Investigators retrospectively examined de-identified real-world case data for patients who underwent pegloticase and methotrexate co-therapy and categorized them as CKD, defined as baseline estimated glomerular filtration rate (eGFR) < 60 mL/min/1.73 m2, or non-CKD, defined as baseline eGFR ≥ 60 mL/min/1.73 m2. Patient characteristics, pegloticase treatment parameters, the proportion of treatment responders, renal function changes, and adverse events were examined and compared between groups.1

Investigators identified and retrospectively enrolled 42 patients with uncontrolled gout who were treated with pegloticase and methotrexate co-therapy. Among the cohort, the mean age was 59.3 years, 83.3% of patients were male, and 81.0% were Caucasian. On average, patients had a 15.2 ± 13.1 year gout history and a pre-therapy serum urate of 9.2 ± 1.9 mg/dL.1

Investigators classified 15 (35.7%) patients as having CKD and the remaining 27 (64.3%) as non-CKD. They noted patient characteristics and comorbidity profiles were similar between the groups but pointed out those with CKD were older (72.0 vs 52.3 years; P <.001) and more often female (33.3% vs 7.4%; P = .003).1

Timing of methotrexate initiation prior to the first pegloticase infusion was similar in both groups, although the mean overall methotrexate dose was significantly lower in CKD patients (14.8 vs 19.3 mg/week; P = .019). On average, the number of pegloticase infusions and duration of pegloticase treatment were also similar, as was the proportion of CKD and non-CKD patients who had a sustained urate-lowering response through at least infusion 12.1

Whereas eGFR did not significantly differ before and after therapy in the non-CKD group (84.1 vs 88.3 mL/min/1.73 m2; P = .177), post-therapy eGFR tended to be higher than pre-therapy values in the CKD group (43.2 vs 54.7 mL/min/1.73 m2; P = .052). Investigators noted eGFR increased during treatment in 60% of CKD and 44% of non-CKD patients.1

They also pointed out patients who had a decrease in eGFR during treatment tended to have a lower baseline renal function (62.0 vs 71.7 mL/min/1.73 m2) and longer gout duration (20.8 vs 13.1 years). Univariate linear regression showed the relationship between change in eGFR and baseline eGFR was not significant (R2 = .0047, P = .674), although the relationship between change in eGFR and gout duration was (R2 = .1253, P = .043).1

Investigators divided patients by gout duration and observed those with a disease duration > 11 years had a significantly lower eGFR change (+0.7 vs +14.5 mL/min/1.73 m2; P = .032) and were more likely to have a decrease in eGFR (46.7% vs 11.1%; Odds ratio, 7.00; 95% CI, 1.17–41.76; P = .033) during therapy than those with gout duration ≤11 years.1

Adverse events were similar between patients with and without baseline CKD, with ≥ 1 adverse event reported in 53.3% and 66.7% of patients, respectively. Gout flare was the most common adverse event in both groups.1

Investigators outlined several potential limitations to these findings, including the small study sample, lack of standardization for treatment duration and monitoring timepoints, and the potential for selection bias.1

Nonetheless, they concluded: “Overall study findings provide much needed insight into renal function changes during pegloticase and methotrexate co-therapy in uncontrolled gout patients with and without CKD.”

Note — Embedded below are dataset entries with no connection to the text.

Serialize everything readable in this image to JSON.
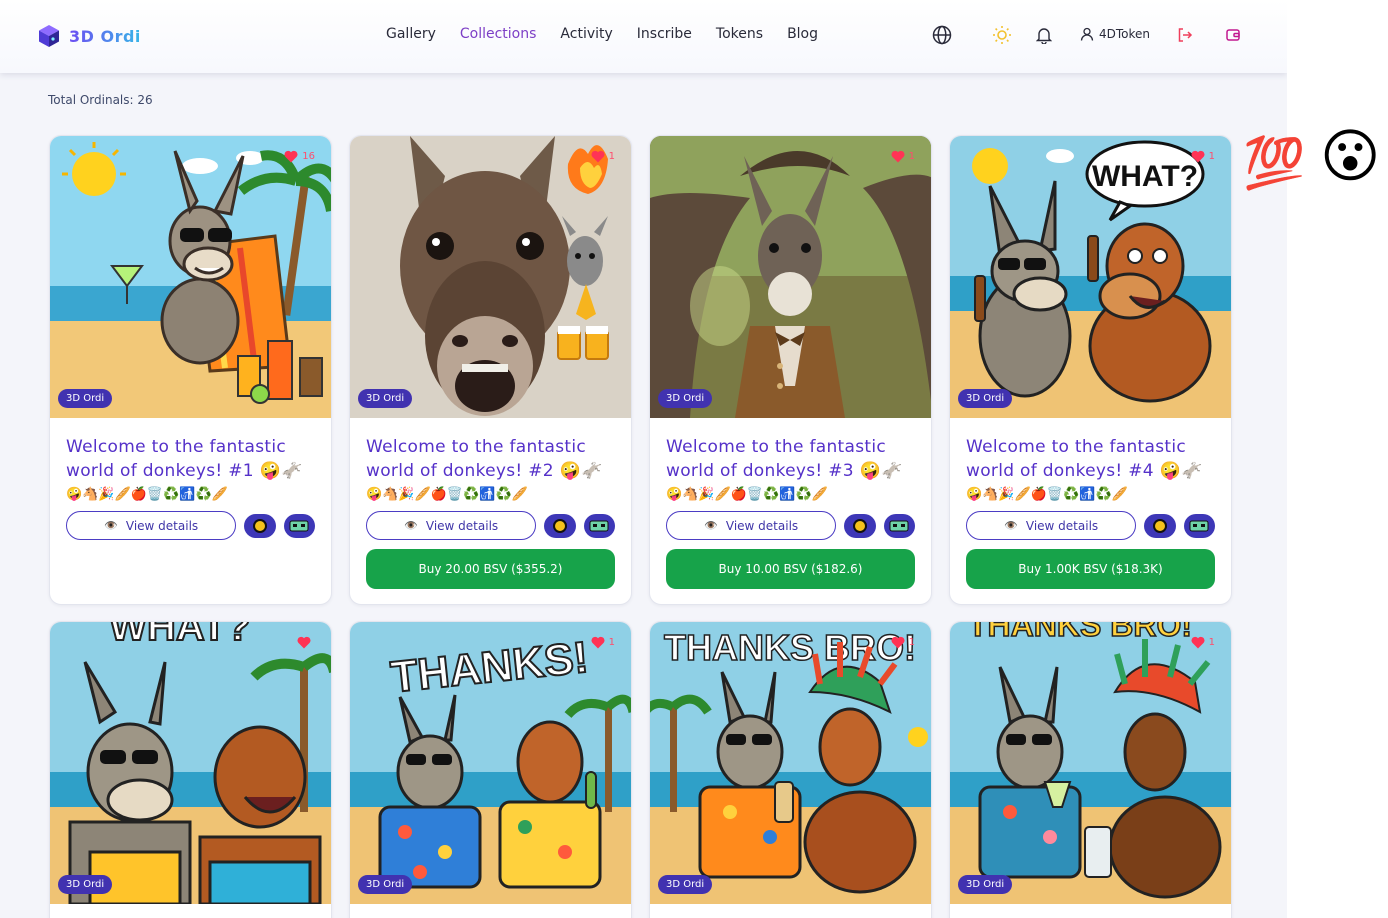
{
  "header": {
    "logo_text": "3D Ordi",
    "nav": [
      "Gallery",
      "Collections",
      "Activity",
      "Inscribe",
      "Tokens",
      "Blog"
    ],
    "active_nav": "Collections",
    "user_label": "4DToken",
    "accent_color": "#7d3fc6"
  },
  "summary": {
    "total_label": "Total Ordinals: 26"
  },
  "cards": [
    {
      "title": "Welcome to the fantastic world of donkeys! #1 🤪🫏",
      "emojis": "🤪🐴🎉🥖🍎🗑️♻️🚮♻️🥖",
      "badge": "3D Ordi",
      "likes": "16",
      "view_label": "View details",
      "buy_label": ""
    },
    {
      "title": "Welcome to the fantastic world of donkeys! #2 🤪🫏",
      "emojis": "🤪🐴🎉🥖🍎🗑️♻️🚮♻️🥖",
      "badge": "3D Ordi",
      "likes": "1",
      "view_label": "View details",
      "buy_label": "Buy 20.00 BSV ($355.2)"
    },
    {
      "title": "Welcome to the fantastic world of donkeys! #3 🤪🫏",
      "emojis": "🤪🐴🎉🥖🍎🗑️♻️🚮♻️🥖",
      "badge": "3D Ordi",
      "likes": "1",
      "view_label": "View details",
      "buy_label": "Buy 10.00 BSV ($182.6)"
    },
    {
      "title": "Welcome to the fantastic world of donkeys! #4 🤪🫏",
      "emojis": "🤪🐴🎉🥖🍎🗑️♻️🚮♻️🥖",
      "badge": "3D Ordi",
      "likes": "1",
      "view_label": "View details",
      "buy_label": "Buy 1.00K BSV ($18.3K)"
    },
    {
      "badge": "3D Ordi",
      "likes": ""
    },
    {
      "badge": "3D Ordi",
      "likes": "1"
    },
    {
      "badge": "3D Ordi",
      "likes": "1"
    },
    {
      "badge": "3D Ordi",
      "likes": "1"
    }
  ],
  "art_text": {
    "card4": "WHAT?",
    "card5": "WHAT?",
    "card6": "THANKS!",
    "card7": "THANKS BRO!",
    "card8": "THANKS BRO!"
  },
  "floaters": {
    "hundred": "💯",
    "shocked": "😮"
  },
  "colors": {
    "title": "#5531c9",
    "badge": "#4132b0",
    "buy": "#17a34a",
    "heart": "#ff4d6d"
  }
}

  1. Albert J, Broadwell A, Padnick-Silver L, et al. Intensive urate-lowering with pegloticase plus methotrexate co-therapy in uncontrolled gout patients with and without chronic kidney disease: A retrospective case series. Medicine (Baltimore). 2024;103(10):e37424. doi:10.1097/MD.0000000000037424
  2. Children’s Hospital at Montefiore. Chronic Kidney Disease: Medicines to Be Careful With. October 11, 2023. Accessed March 22, 2024.
  3. Versus Arthritis. Methotrexate. Accessed March 22, 2024.